Case in point: Star Wars
This poor son-of-a-bitch had to translate for war chiefs, unstable brutes and a snarky trash can. Whenever he had to deliver bad news to an angry warthog alien with 12 metre tusks and one millimetre of tolerance, it must have been petrifying. Worst of all, Anakin programmed an anxiety disorder into him. Not cool.
5) Learn it
If a film can’t accommodate for magic, telekinesis or outrageous sci-fi gimmicks, then you have to revert back to the tiresome analog method of actual learning.
Case in point: Avatar
Put yourself in Jimmy Cameron’s shoes. You hired a linguistics doctor to fabricate an entire language for your make-believe cat-alien tribe. It completely works, grammar and all. Would you want to patronize that language by writing in an unobtainiosital translator?
Hell naw! You force your characters to actually learn the language. Then, you can have the training montage that says “Hey look, this is actually a language!”
6) Do nothing, because every single organism just happens to speak English anyway
Sometimes, we really just don’t give a shit how an extraterrestrial can speak English good. Depending on the mood of the film, it simply doesn’t matter or warrant attention. Other times, the screenwriter just CBF writing around it.
Case in point: MIB
Fortunately for the MiB agents, communication isn’t an issue when encountering many otherworldly lifeforms that decide to leech off our economy. For whatever reason, they speak English.
“But Liam, not all the aliens speak English in Men In Black. You’re dumb, bro. You’re dumb.”
No, but many of them do. Point is, the movie never feels the need to over-explain the intergalactic language hurdle. It’d be needlessly cumbersome to wedge in a reason when most of the audience is either going to not care or assume a reason themselves.

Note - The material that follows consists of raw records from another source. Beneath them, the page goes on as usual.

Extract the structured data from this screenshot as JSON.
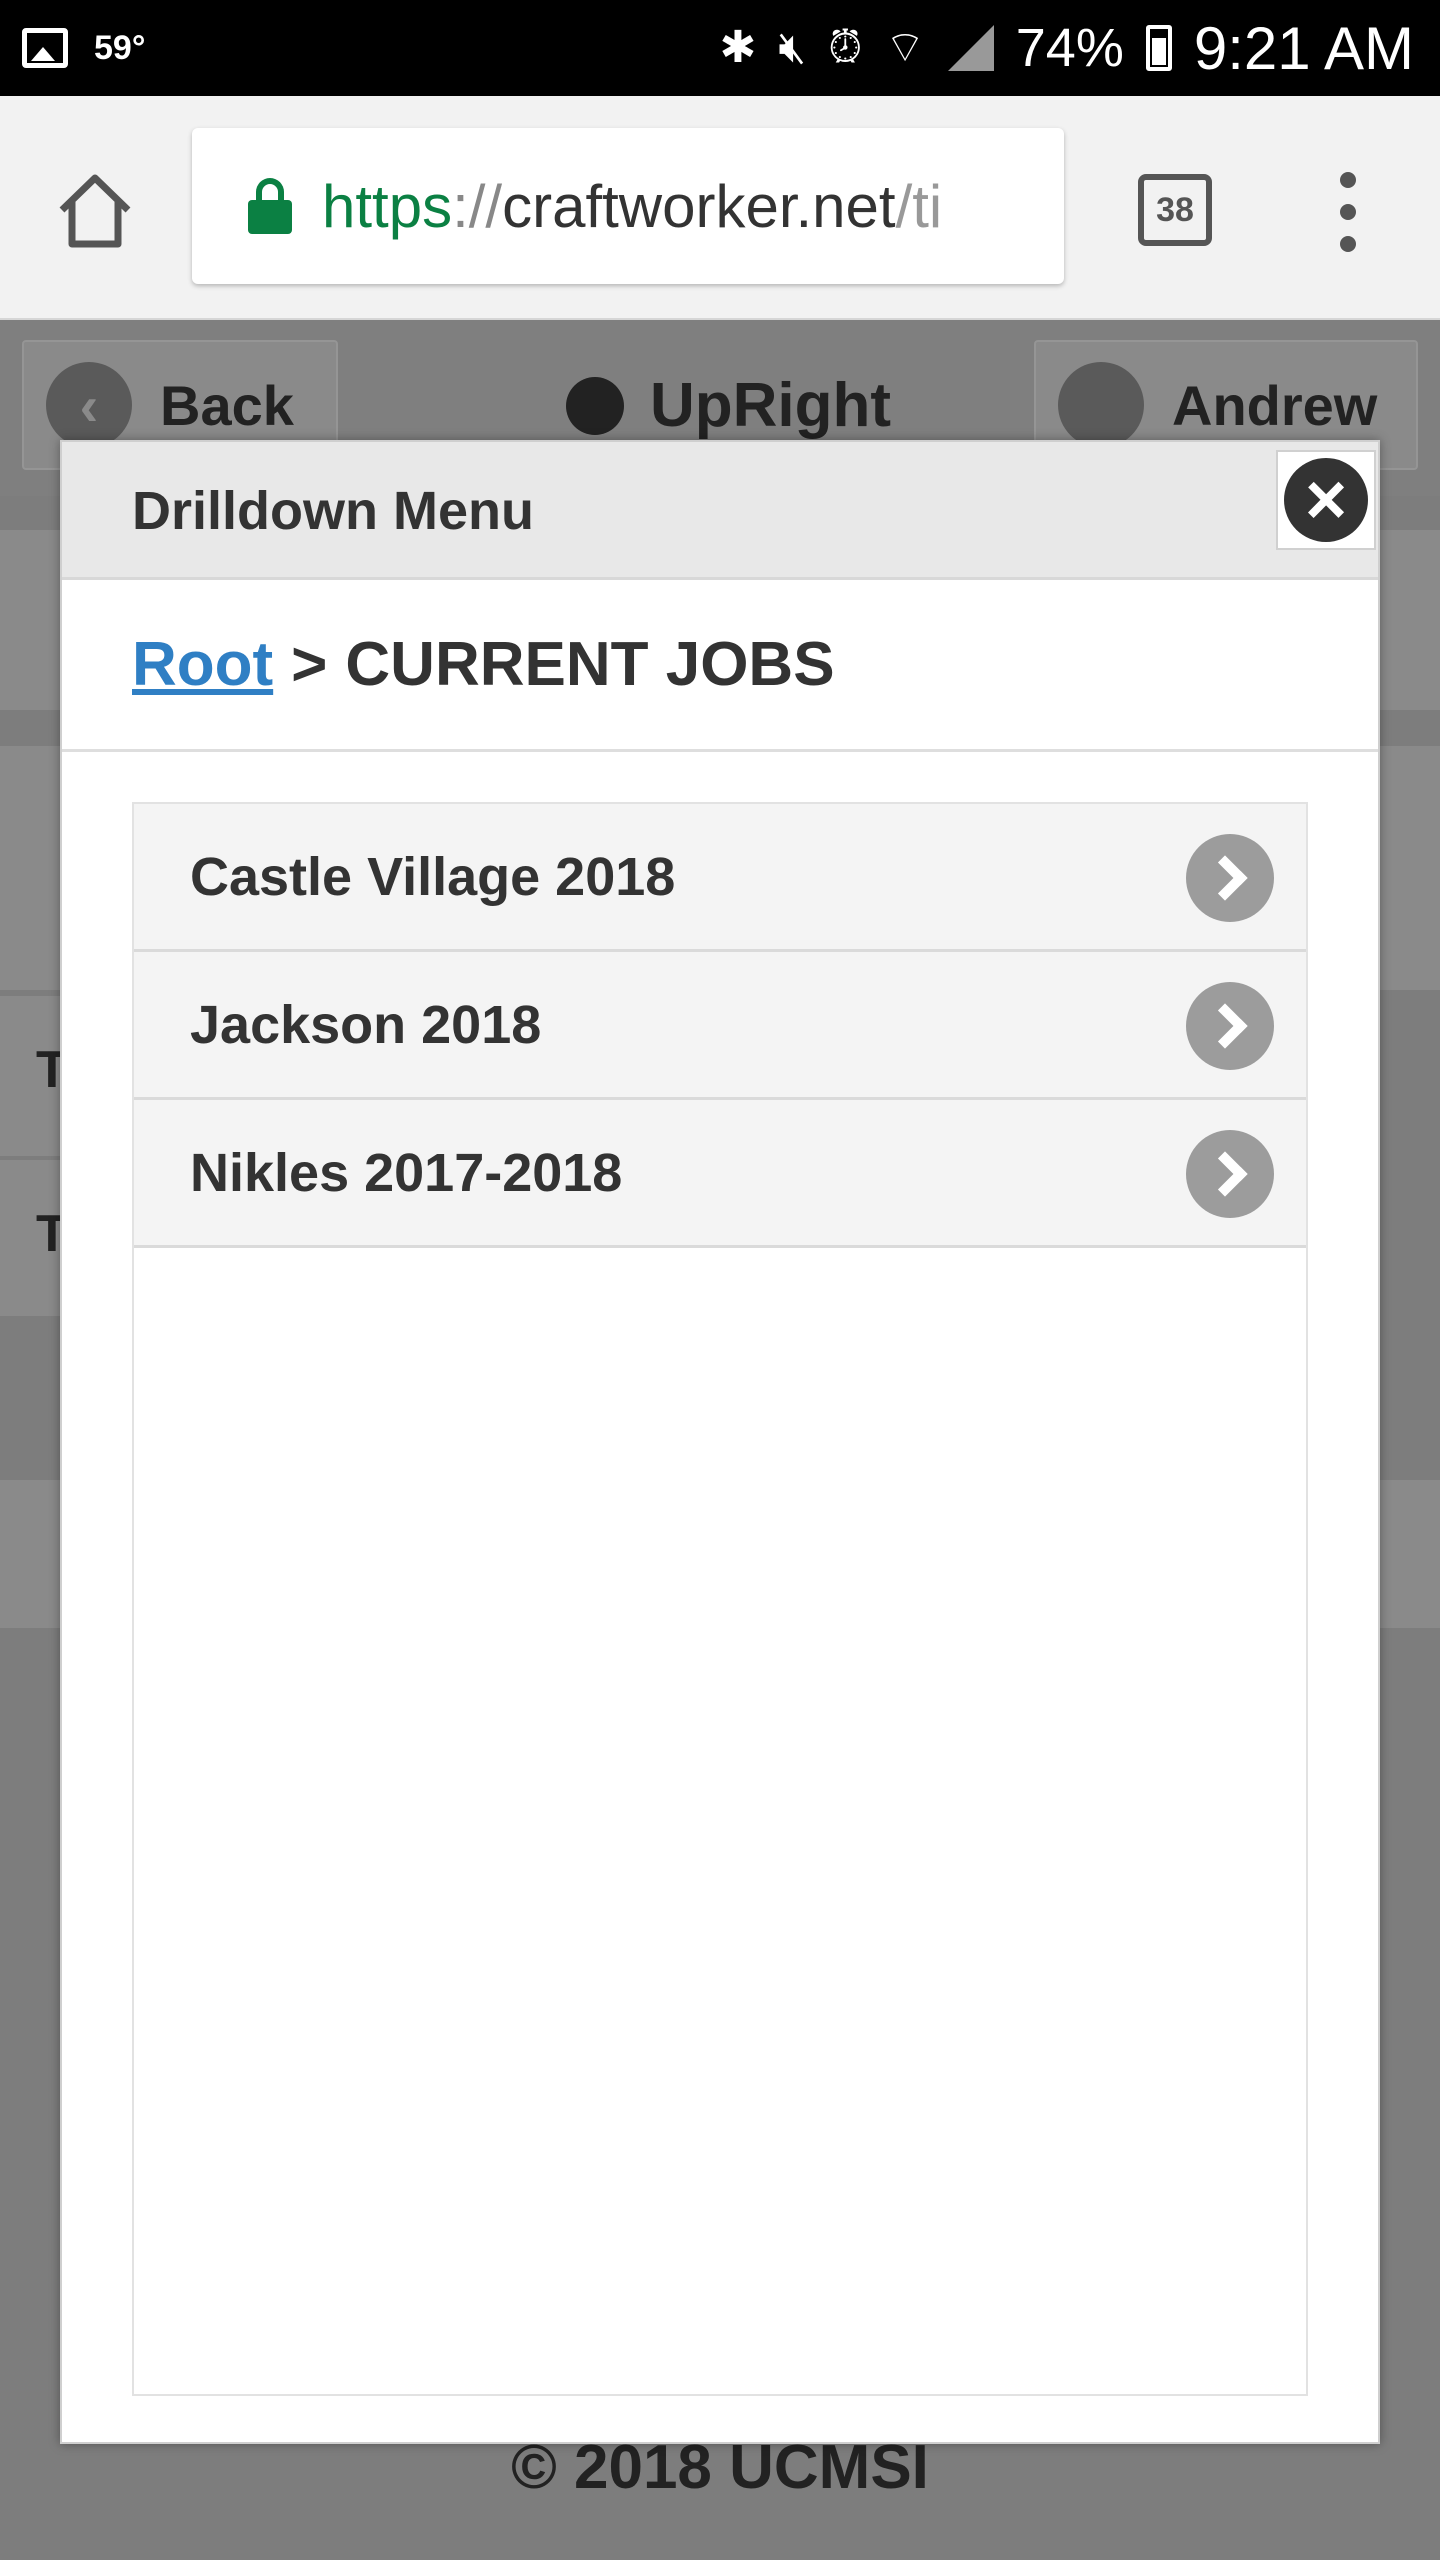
{
  "status_bar": {
    "temperature": "59°",
    "battery": "74%",
    "time": "9:21 AM",
    "icons": [
      "image-icon",
      "bluetooth-icon",
      "mute-icon",
      "alarm-icon",
      "wifi-icon",
      "signal-icon",
      "battery-icon"
    ]
  },
  "browser": {
    "url_scheme": "https",
    "url_sep": "://",
    "url_host": "craftworker.net",
    "url_path": "/ti",
    "tab_count": "38"
  },
  "page": {
    "back_label": "Back",
    "title": "UpRight",
    "user_name": "Andrew",
    "bg_letter_1": "T",
    "bg_letter_2": "T",
    "footer": "© 2018 UCMSI"
  },
  "modal": {
    "title": "Drilldown Menu",
    "breadcrumb": {
      "root_label": "Root",
      "separator": ">",
      "current": "CURRENT JOBS"
    },
    "items": [
      {
        "label": "Castle Village 2018"
      },
      {
        "label": "Jackson 2018"
      },
      {
        "label": "Nikles 2017-2018"
      }
    ]
  },
  "colors": {
    "link": "#2f7fc4",
    "secure_green": "#0b8043",
    "overlay_gray": "#7d7d7d"
  }
}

7) The thing that just does it for you
The most fun you can get out of this story conundrum is to just lay all your card on the table. Then flip the table. Kick the chair. Do whatever the hell you want. Make up any elaborate piece of bullshit you want, just as long as the main character goes from ignorant to fluent.
Case in point: Hitchhiker’s Guide to the Galaxy
Like many of the absurd things in Hitchhiker’s Guide, The Babel Fish was a cheek-tonguing mockery of every other sci-fi that tried to bridge the language gap. Inserted directly into the ear, the fish somehow lives in your brain, telepathically translating any language in the universe… forever.
Except Icelandic. No one understands Icelandic.
ZOMG! BONUS BLOG! – Not according to Plan (9 from Outer Space)…
You lucky scoundrels get an extra shovel-load of my bullshit this week.
About a month ago, I did a little post about movie video games that actually exist (that was literally the title). I ended with Plan 9 from Outer Space, promising that I’d investigate this game further if I managed to get hold of a copy.
Well, it took a bit of exploring and some “legal creativity” to get a working DOS version on my so-shitty-that-it-has-lumps-of-corn-in-it laptop. Here’s what I found:
The game still didn’t work.
I booted up the game, which took me to a neat little cut-scene of a cigar-chomping producer giving you a basic rundown. After answering a couple of basic questions, he ask me to type in a word that can be found on a particular page amongst a particular paragraph in a particular line.
Since I didn’t have the manual, I simply typed in “password”. That didn’t work, so he gave me one more chance. Out of all the words in the English language, I decided to go with “gastroenterology”. That didn’t work either, so the game shut itself down.
You cannot simply Google “the word” because the word he asks for changes every time you start the game. Turns out you need the game’s manual in order to pass this security check.
What was my next step? Google the manual. This proved to be a somewhat useless task, as the closest I got was the manual for the Amiga version, which was quite obviously different from the DOS one. Perhaps if I searched through all 142,342 pages of the search results, I may have come across it eventually.
So there you have it folks, I’m useless. Sorry.